3. Settings different subject by provisioner, a template like:

{
	"subject": {
		"country": "US",
		"organization": "Smallstep",
		"organizationalUnit": "Smallstep Eng.",
		"locality": "San Francisco",
		"province": "California",
		"streetAddress": "123 A St",
		"postalCode": "94102",
		"serialNumber": "123456789",
		"commonName": {{ .Subject.CommonName | toJson }},
		"extraNames": [
			{"type": "1.2.840.113549.1.9.1", "value": "[email protected]"}
		]
	},
	"sans": {{ toJson .SANs }},
{{- if typeIs "*rsa.PublicKey" .Insecure.CR.PublicKey }}
	"keyUsage": ["keyEncipherment", "digitalSignature"],
{{- else }}
	"keyUsage": ["digitalSignature"],
{{- end }}
	"extKeyUsage": ["serverAuth", "clientAuth"]
}

4. The fields above can also come from different sources:

a) From a flag --set or --set-file passed to step ca certificate.
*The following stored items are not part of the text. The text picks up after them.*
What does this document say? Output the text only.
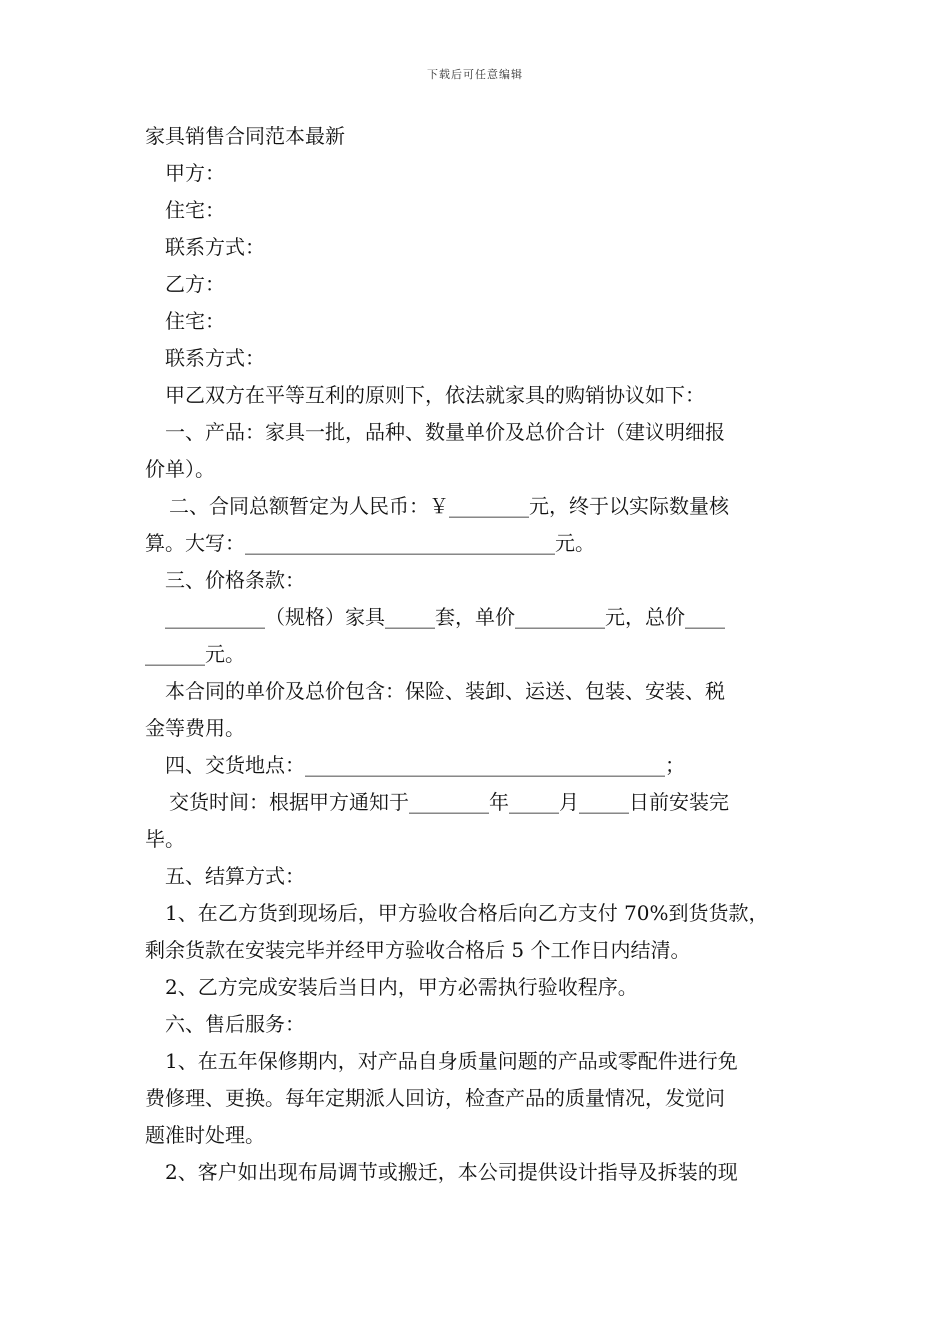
下载后可任意编辑
家具销售合同范本最新
甲方：
住宅：
联系方式：
乙方：
住宅：
联系方式：
甲乙双方在平等互利的原则下，依法就家具的购销协议如下：
一、产品：家具一批，品种、数量单价及总价合计（建议明细报
价单）。
二、合同总额暂定为人民币：￥________元，终于以实际数量核
算。大写：_______________________________元。
三、价格条款：
__________（规格）家具_____套，单价_________元，总价____
______元。
本合同的单价及总价包含：保险、装卸、运送、包装、安装、税
金等费用。
四、交货地点：____________________________________；
交货时间：根据甲方通知于________年_____月_____日前安装完
毕。
五、结算方式：
1、在乙方货到现场后，甲方验收合格后向乙方支付 70%到货货款，
剩余货款在安装完毕并经甲方验收合格后 5 个工作日内结清。
2、乙方完成安装后当日内，甲方必需执行验收程序。
六、售后服务：
1、在五年保修期内，对产品自身质量问题的产品或零配件进行免
费修理、更换。每年定期派人回访，检查产品的质量情况，发觉问
题准时处理。
2、客户如出现布局调节或搬迁，本公司提供设计指导及拆装的现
For example --set organizationalUnit=MyOrgUnig

"organizationalUnit": {{ toJson .Insecure.User.organizationalUnit }}

b) By Specific template data in your provisioner:

{
  "type": "ACME",
  "name": "acme",
  "options": {
  "x509": {
    "templateFile": "templates/certs/x509/subject.tpl",
    "templateData": {
      "country": "US",
      "organization": "test",
      "organizationalUnit": "lab",
      "province": "California",
      "locality": "Redwood City"
    }
  }
}

and a template setting things like

"organizationalUnit": {{ toJson .organizationalUnit }}

c) You can also mix those with some logic:

{- if .Insecure.User.organizationalUnit }}
  "organizationalUnit": {{ toJson .Insecure.User.organizationalUnit }},
{{- else if .Insecure.CR.Subject.organizationalUnit }}
  "organizationalUnit": {{ toJson .Insecure.CR.Subject.organizationalUnit }},
{{- else }}
  "organizationalUnit": {{ toJson .organizationalUnit }},
{{- end }}

My recommendation is to use 1 so you don't need specific templates per provisioner and all your certificates have the same DNs, except for the common name.

[bagasme]

Hi,

I figured out the answer myself. I write the template similar to option c) as:

{
    "subject": {
        "country": {{ toJson .Insecure.User.country }},
        "province": {{ toJson .Insecure.User.province }},
        "locality": {{ toJson .Insecure.User.locality }},
        "organization": {{ toJson .Insecure.User.organization }},
        "organizationalUnit": {{ toJson .Insecure.User.organizationalUnit }},
        "commonName": {{ toJson .Insecure.CR.Subject.CommonName }}
    },
    "sans": {{ toJson .SANs }},
{{- if typeIs "*rsa.PublicKey" .Insecure.CR.PublicKey }}
    "keyUsage": ["keyEncipherment", "digitalSignature"],
{{- else }}
    "keyUsage": ["digitalSignature"],
{{- end }}
    "extKeyUsage": ["serverAuth", "clientAuth"],
    "basicConstraints": {
        "isCA": false
    }
}

Then, on my step clients, I write DNs in dn.json, e.g.:

{
	"country": "ID",
	"province": "Foo",
	"locality": "Bar",
	"organization": "Foo",
	"organizationalUnit": "Bar",
	"commonName": "foo.bar"
}

I passed --set-file dn.json to step command to supply the DN. Thanks!